Data, data, data. When I started out there wasn't really any data. Complete cellular genomes were still not available. About 50,000 protein sequences were known and that was not enough. I worked on the IGPS protein family and built a tree from 4 sequences! For most protein families we didn't have enough sequences to build accurate profile models. Now we are rapidly heading towards having 1 billion protein sequences which I feel is more than enough to build good protein family models. Techniques looking at correlation of positions in multiple sequence alignments to infer interacting residues have really started to deliver results.

010. What's something that you don't enjoy about current bioinformatics research?

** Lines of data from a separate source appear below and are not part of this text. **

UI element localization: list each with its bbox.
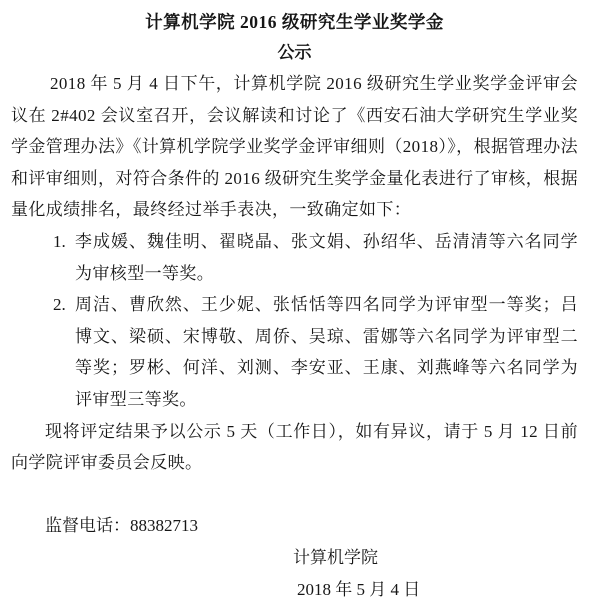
intro-paragraph: 2018 年 5 月 4 日下午，计算机学院 2016 级研究生学业奖学金评审会… xyxy=(11,68,578,226)
list-item-audit-first-prize: 1. 李成媛、魏佳明、翟晓晶、张文娟、孙绍华、岳清清等六名同学为审核型一等奖。 xyxy=(11,226,578,289)
award-list: 1. 李成媛、魏佳明、翟晓晶、张文娟、孙绍华、岳清清等六名同学为审核型一等奖。 … xyxy=(11,226,578,416)
list-item-number: 1. xyxy=(53,226,66,258)
supervision-phone: 监督电话：88382713 xyxy=(45,510,578,542)
notice-subtitle: 公示 xyxy=(11,38,578,68)
notice-document: 计算机学院 2016 级研究生学业奖学金 公示 2018 年 5 月 4 日下午… xyxy=(0,0,592,599)
signature-date: 2018 年 5 月 4 日 xyxy=(297,574,578,599)
signature-org: 计算机学院 xyxy=(293,542,578,574)
list-item-text: 李成媛、魏佳明、翟晓晶、张文娟、孙绍华、岳清清等六名同学为审核型一等奖。 xyxy=(75,232,578,283)
closing-paragraph: 现将评定结果予以公示 5 天（工作日），如有异议，请于 5 月 12 日前向学院… xyxy=(11,416,578,479)
list-item-text: 周洁、曹欣然、王少妮、张恬恬等四名同学为评审型一等奖；吕博文、梁硕、宋博敬、周侨… xyxy=(75,295,578,409)
list-item-number: 2. xyxy=(53,289,66,321)
list-item-review-prizes: 2. 周洁、曹欣然、王少妮、张恬恬等四名同学为评审型一等奖；吕博文、梁硕、宋博敬… xyxy=(11,289,578,415)
page-title: 计算机学院 2016 级研究生学业奖学金 xyxy=(11,6,578,38)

I think that too many people work on the same old problems. That isn't specific to bioinformatics, but pervades all science. There is little incentive for scientists to be innovative. It's more difficult to get grants for innovative work, it's more difficult to publish innovative scientific papers. It is of course easier to move forwards incrementally using existing tools, techniques and reagents. There are so many protein of unknown function to work on, yet people spend vast resources studying proteins that are already well characterised. The entire CRISPR system was until a few years ago a collection of uncharacterised protein families identified by bioinformaticians.

Major jumps in science happen when the impossible is attempted. It turns out that the impossible is often much easier than expected!

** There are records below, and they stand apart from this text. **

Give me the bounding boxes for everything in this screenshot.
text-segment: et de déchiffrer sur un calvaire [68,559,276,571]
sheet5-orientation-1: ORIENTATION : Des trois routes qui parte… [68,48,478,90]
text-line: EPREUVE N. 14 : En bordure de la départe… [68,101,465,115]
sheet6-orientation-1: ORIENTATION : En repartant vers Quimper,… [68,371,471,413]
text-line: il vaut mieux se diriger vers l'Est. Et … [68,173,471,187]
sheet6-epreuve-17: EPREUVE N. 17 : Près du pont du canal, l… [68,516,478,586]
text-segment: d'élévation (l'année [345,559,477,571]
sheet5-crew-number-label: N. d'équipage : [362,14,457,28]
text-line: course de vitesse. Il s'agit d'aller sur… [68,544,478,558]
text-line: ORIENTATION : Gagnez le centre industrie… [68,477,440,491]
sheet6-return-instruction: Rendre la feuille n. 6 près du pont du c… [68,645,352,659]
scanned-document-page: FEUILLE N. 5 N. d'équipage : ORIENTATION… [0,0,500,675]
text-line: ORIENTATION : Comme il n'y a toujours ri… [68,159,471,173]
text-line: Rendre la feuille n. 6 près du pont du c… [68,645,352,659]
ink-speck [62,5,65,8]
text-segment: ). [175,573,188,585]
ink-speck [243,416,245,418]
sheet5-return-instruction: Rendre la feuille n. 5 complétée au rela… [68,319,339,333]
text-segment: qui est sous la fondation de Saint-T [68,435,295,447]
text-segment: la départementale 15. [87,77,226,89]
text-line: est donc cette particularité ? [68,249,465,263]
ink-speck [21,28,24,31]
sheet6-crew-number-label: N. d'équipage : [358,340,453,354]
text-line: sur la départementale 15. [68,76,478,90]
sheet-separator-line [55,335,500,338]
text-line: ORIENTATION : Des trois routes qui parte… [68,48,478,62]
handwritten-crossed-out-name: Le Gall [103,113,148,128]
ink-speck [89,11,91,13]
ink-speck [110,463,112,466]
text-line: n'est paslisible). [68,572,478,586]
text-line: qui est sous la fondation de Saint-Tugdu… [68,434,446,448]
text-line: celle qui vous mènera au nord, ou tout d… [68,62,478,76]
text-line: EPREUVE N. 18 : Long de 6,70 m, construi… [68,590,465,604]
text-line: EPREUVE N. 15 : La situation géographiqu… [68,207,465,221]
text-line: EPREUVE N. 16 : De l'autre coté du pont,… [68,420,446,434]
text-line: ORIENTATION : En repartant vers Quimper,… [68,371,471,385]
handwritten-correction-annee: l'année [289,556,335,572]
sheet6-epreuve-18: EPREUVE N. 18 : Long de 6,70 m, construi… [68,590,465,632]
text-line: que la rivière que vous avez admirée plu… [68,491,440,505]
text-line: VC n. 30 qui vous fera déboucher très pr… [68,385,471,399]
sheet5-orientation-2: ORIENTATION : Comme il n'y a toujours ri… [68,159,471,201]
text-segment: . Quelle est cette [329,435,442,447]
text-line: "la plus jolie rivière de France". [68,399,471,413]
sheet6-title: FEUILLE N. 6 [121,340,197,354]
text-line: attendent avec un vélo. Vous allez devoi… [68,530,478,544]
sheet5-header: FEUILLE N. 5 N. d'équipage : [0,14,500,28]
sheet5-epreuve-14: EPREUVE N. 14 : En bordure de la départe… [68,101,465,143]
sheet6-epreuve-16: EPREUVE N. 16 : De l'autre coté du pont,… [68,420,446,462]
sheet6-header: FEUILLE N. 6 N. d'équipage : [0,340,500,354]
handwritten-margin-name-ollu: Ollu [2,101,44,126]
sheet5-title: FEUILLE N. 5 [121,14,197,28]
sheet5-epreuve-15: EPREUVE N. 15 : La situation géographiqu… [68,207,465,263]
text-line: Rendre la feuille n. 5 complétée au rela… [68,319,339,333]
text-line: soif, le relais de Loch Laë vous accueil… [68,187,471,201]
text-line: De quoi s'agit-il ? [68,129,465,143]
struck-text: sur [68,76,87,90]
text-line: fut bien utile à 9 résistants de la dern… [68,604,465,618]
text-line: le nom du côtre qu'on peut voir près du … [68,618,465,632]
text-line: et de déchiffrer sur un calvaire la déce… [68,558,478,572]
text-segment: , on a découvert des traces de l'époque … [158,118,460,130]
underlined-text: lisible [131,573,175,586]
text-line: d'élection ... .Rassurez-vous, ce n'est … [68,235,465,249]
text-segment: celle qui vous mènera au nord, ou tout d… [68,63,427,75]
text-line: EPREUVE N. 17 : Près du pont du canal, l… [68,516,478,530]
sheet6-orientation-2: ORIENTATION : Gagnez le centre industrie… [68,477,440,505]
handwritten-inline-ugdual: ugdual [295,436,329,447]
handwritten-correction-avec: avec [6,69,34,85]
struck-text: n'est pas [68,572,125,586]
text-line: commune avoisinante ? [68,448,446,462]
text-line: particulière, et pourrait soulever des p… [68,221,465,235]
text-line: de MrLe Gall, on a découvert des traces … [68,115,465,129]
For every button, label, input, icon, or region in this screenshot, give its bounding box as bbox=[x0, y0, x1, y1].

011. If you could go back in time and visit yourself as a 18 year old, what single piece of advice would you give yourself to help your future bioinformatics career?

Stop worrying so much. Do what you enjoy, there is a niche out there for you!

100. What's your all-time favorite piece of bioinformatics software, and why?

I was the editor for the NAR database issue for four years and so I looked at hundreds of online molecular biology databases.

The STRING database stood out for me because it is so well implemented. It is very easy to use, it looks brilliant and it is super fast. If you want a good model to follow for designing a web based tool then this is it. However, it is not perfect. When picking the name of your web based resource it's best not to give it the same name as a common object such as string. Searching Google for STRING may not give the database as the top hit.

101. IUPAC describes a set of 18 single-character nucleotide codes that can represent a DNA base: which one best reflects your personality, and why?

U - being a nucleotide unique to RNA it reflects my strong focus on non-coding RNAs rather than DNA.